John Reed, interim chairman of the New York Stock Exchange, on Tuesday proposed that the specialist firms accused of violating trading rules compensate investors through a "superfund".
In an interview with the Financial Times, Mr Reed estimated that negotiations for the compensation fund would start at about $150m, the total losses caused by the specialists' misbehaviour, according to an unpublished report from the Securities and Exchange Commission.
"I want to be able to say to American investors that if we mishandled your transaction we're going to pay you back," he said. In addition, the specialists would have to admit their guilt, discipline staff involved and accept other penalties.
Mr Reed's plan would follow the model used in the 1980s by the Environmental Protection Agency to punish polluters and ensure they compensated those harmed by their actions.
Mr Reed has discussed his plan with the five specialist firms under investigation. He expects to present the idea to the SEC next week when he is due in Washington to testify to the Senate banking committee.
Without SEC approval, Mr Reed accepts the plan has little chance of being implemented. But he believes it would allow the NYSE and the specialists to put behind them a damaging controversy and avoid protracted litigation that could further undermine public confidence in the NYSE.

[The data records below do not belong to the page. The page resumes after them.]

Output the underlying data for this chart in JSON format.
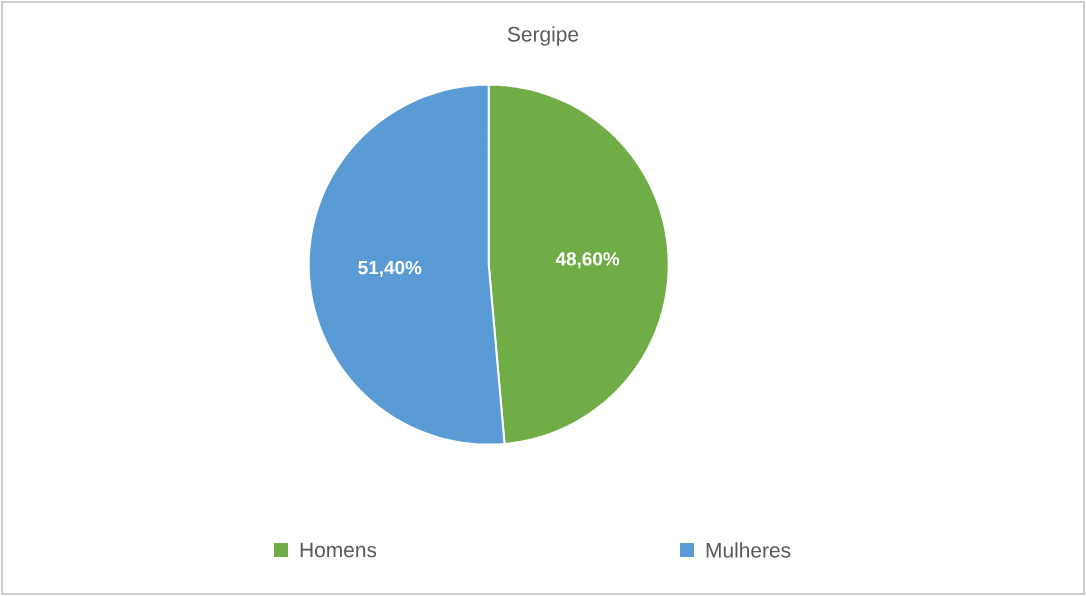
{
  "chart_data": {
    "type": "pie",
    "title": "Sergipe",
    "categories": [
      "Homens",
      "Mulheres"
    ],
    "values": [
      48.6,
      51.4
    ],
    "colors": [
      "#70ad47",
      "#5b9bd5"
    ],
    "value_labels": [
      "48,60%",
      "51,40%"
    ],
    "legend": "bottom"
  }
}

"If they [the specialists] are not willing to accept those [conditions], then forget it," he said.
People familiar with the specialist firms said the traders were unlikely to admit guilt for losses of $150m because the specialists did not believe that was a reasonable amount.

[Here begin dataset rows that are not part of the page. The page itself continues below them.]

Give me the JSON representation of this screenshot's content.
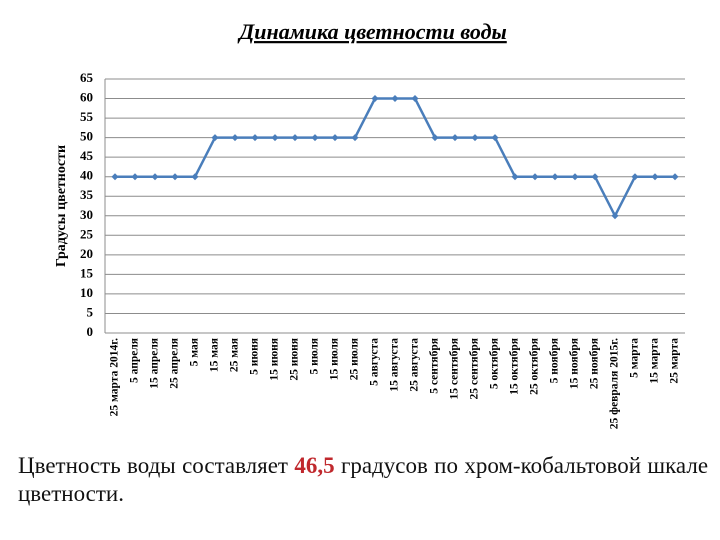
{
  "chart_data": {
    "type": "line",
    "title": "Динамика цветности воды",
    "y_label": "Градусы цветности",
    "categories": [
      "25 марта 2014г.",
      "5 апреля",
      "15 апреля",
      "25 апреля",
      "5 мая",
      "15 мая",
      "25 мая",
      "5 июня",
      "15 июня",
      "25 июня",
      "5 июля",
      "15 июля",
      "25 июля",
      "5 августа",
      "15 августа",
      "25 августа",
      "5 сентября",
      "15 сентября",
      "25 сентября",
      "5 октября",
      "15 октября",
      "25 октября",
      "5 ноября",
      "15 ноября",
      "25 ноября",
      "25 февраля 2015г.",
      "5 марта",
      "15 марта",
      "25 марта"
    ],
    "values": [
      40,
      40,
      40,
      40,
      40,
      50,
      50,
      50,
      50,
      50,
      50,
      50,
      50,
      60,
      60,
      60,
      50,
      50,
      50,
      50,
      40,
      40,
      40,
      40,
      40,
      30,
      40,
      40,
      40
    ],
    "color": "#4a7ebb",
    "ylim": [
      0,
      65
    ],
    "yticks": [
      0,
      5,
      10,
      15,
      20,
      25,
      30,
      35,
      40,
      45,
      50,
      55,
      60,
      65
    ],
    "grid": true
  },
  "caption": {
    "before": "Цветность воды составляет",
    "value": "46,5",
    "after": "градусов по хром-кобальтовой шкале цветности."
  }
}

The five leading firms are examining trading data from the exchange that detail trading violations over the six "worst" months between 2000 and 2002 and for the 20 "worst" stocks - the months and stocks in which most violations occurred.

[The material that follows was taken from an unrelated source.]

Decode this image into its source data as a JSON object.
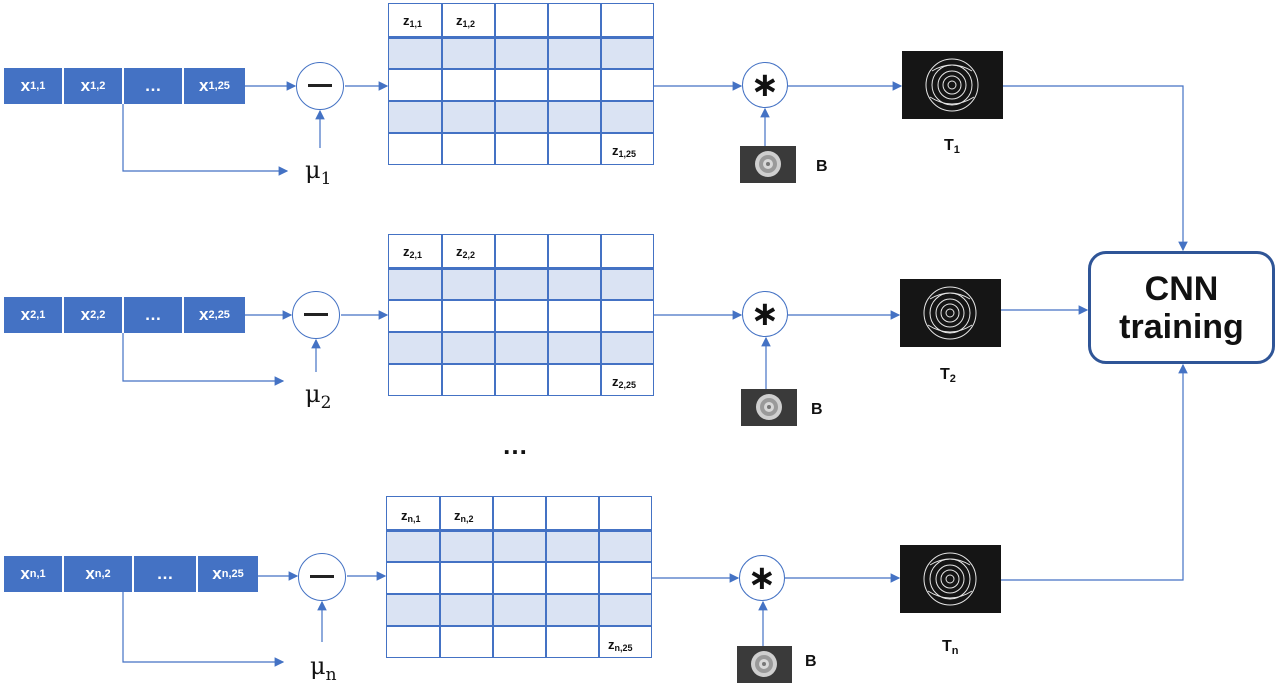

This involves trawling through hundreds of individual records, ranging from completed trades to the keystrokes behind them. Hundreds of thousands of transactions are examined.
Mr Reed expects feedback from the specialists in the next two weeks.
Three types of wrongdoing are being investigated: trading ahead of customers' orders, unnecessarily interfering with transactions and failing to execute orders. The five firms targeted are LaBranche & Co, Fleet Specialist, Van Der Moolen, Bear Wagner, and Spear, Leeds & Kellogg.
Mr Reed's insistence on an admission of guilt from the specialists together with a restitution of investor losses contrasts with the approach of Wall Street regulators. In the settlement with leading investment banks over conflicts of interest, the banks paid $1.4bn in damages but did not admit any wrongdoing.
Separately, Mr Reed made clear his belief that the NYSE's specialist system was robust and helped reduce stock price volatility. But he said the exchange and the specialists had to articulate their role and value more clearly to investors and the public.
Executives at at least two specialist firms have acknowledged the need for their business to evolve and address criticism.
Michael LaBranche, chief executive of LaBranche & Co, has said: "Specialists are different from what they were 10 years ago and will be different 10 years from now."